As the result of this, if a better pair is found best pair will be updated.

Answer 2

If the number of points is small, you can use the brute force approach ie: for each point find the closest point among other points and save the minimum distance with the current two indices till now.

If the number of points is large, I think you may find the answer in this thread: Shortest distance between points algorithm

Answer 3

So they solve for the problem in Many dimensions using a divide-and-conquer approach. Binary search or divide-and-conquer is mega fast. Basically, if you can split a dataset into two halves, and keep doing that until you find some info you want, you are doing it as fast as humanly and computerly possible most of the time.

For this question, it means that we divide the data set of points into two sets, S1 and S2.

All the points are numerical, right? So we have to pick some number where to divide the dataset.

So we pick some number m and say it is the median.

So let's take a look at an example:

(14, 2)
(11, 2)
(5, 2)
(15, 2)
(0, 2)

What's the closest pair?

Well, they all have the same Y coordinate, so we can look at Xs only... X shortest distance is 14 to 15, a distance of 1.

How can we figure that out using divide-and-conquer?

We look at the greatest value of X and the smallest value of X and we choose the median as a dividing line to make our two sets.

Our median is 7.5 in this example.

We then make 2 sets

S1: (0, 2) and (5, 2)
S2: (11, 2) and (14, 2) and (15, 2)
Median: 7.5

We must keep track of the median for every split, because that is actually a vital piece of knowledge in this algorithm. They don't show it very clearly on the slides, but knowing the median value (where you split a set to make two sets) is essential to solving this question quickly.

We keep track of a value they call delta in the algorithm. Ugh I don't know why most computer scientists absolutely suck at naming variables, you need to have descriptive names when you code so you don't forget what the f000 you coded 10 years ago, so instead of delta let's call this value our-shortest-twig-from-the-median-so-far

Since we have the median value of 7.5 let's go and see what our-shortest-twig-from-the-median-so-far is for Set1 and Set2, respectively:

Set1 : shortest-twig-from-the-median-so-far 2.5 (5 to m where m is 7.5)

Set 2: shortest-twig-from-the-median-so-far 3.5 (looking at 11 to m )

So I think the key take-away from the algorithm is that this shortest-twig-from-the-median-so-far is something that you're trying to improve upon every time you divide a set.

Since S1 in our case has 2 elements only, we are done with the left set, and we have 3 in the right set, so we continue dividing:

S2 = { (11,2) (14,2) (15,2) }

What do you do? You make a new median, call it S2-median

S2-median is halfway between 15 and 11... or 13, right? My math may be fuzzy, but I think that's right so far.
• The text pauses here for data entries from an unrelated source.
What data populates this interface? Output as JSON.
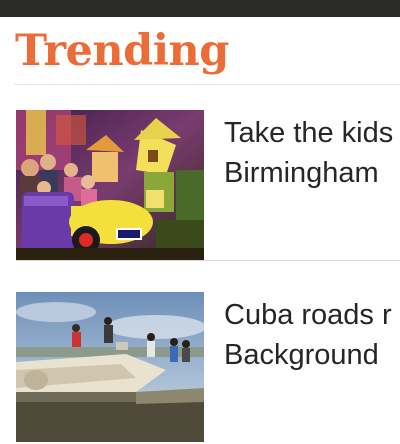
{
  "section": {
    "title": "Trending"
  },
  "articles": [
    {
      "headline": "Take the kids\nBirmingham",
      "image_icon": "theme-park-ride-photo"
    },
    {
      "headline": "Cuba roads r\nBackground",
      "image_icon": "cuba-wreck-photo"
    }
  ],
  "colors": {
    "accent": "#ec6c38",
    "top_bar": "#2b2b29",
    "headline": "#262626"
  }
}
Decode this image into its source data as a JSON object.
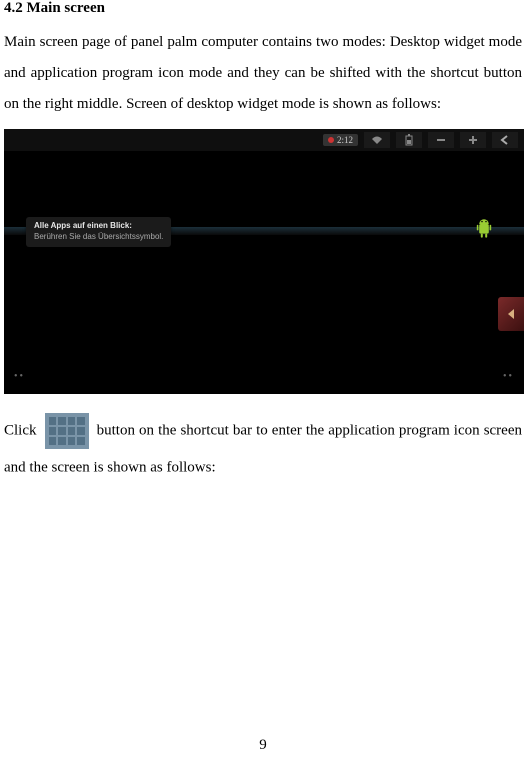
{
  "heading": "4.2 Main screen",
  "para1": "Main screen page of panel palm computer contains two modes: Desktop widget mode and application program icon mode and they can be shifted with the shortcut button on the right middle. Screen of desktop widget mode is shown as follows:",
  "screenshot": {
    "status_time": "2:12",
    "hint_title": "Alle Apps auf einen Blick:",
    "hint_sub": "Berühren Sie das Übersichtssymbol."
  },
  "click_before": "Click ",
  "click_after": " button on the shortcut bar to enter the application program icon screen and the screen is shown as follows:",
  "page_number": "9"
}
So let's look at the shortest-twig-so-far-for-our-right-side-with-median-thirteen ...

15 to 13 is... 2
11 to 13 is .... 2
14 to 13 is ... 1 (!!!)

So our m value or shortest-twig-from-the-median-so-far is improved (where we updated our median from before because we're in a new chunk or Set...)

Now that we've found it we know that (14, 2) is one of the points that satisfies the shortest pair equation. You can then check exhaustively against the points in this subset (15, 11, 14) to see which one is the closer one.

Clearly, (15,2) and (14,2) are the winning pair in this case.

Does that make sense? You must keep track of the median when you cut the set, and keep a new median for everytime you cut the set until you have only 2 elements remaining on each side (or in our case 3)

The magic is in the median or shortest-twig-from-the-median-so-far

Thanks for asking this question, I went in not knowing how this algorithm worked but found the right highlighted bullet point on the slide and rolled with it. Do you get it now? I don't know how to explain the median magic other than binary search is f000ing awesome.

Answer 4

I tried like this: According to the recursion method I did divide and conquer but at the stage of the two smallest pairs I fell, could someone help? I don't think it's hard for me to calculate the distance between them.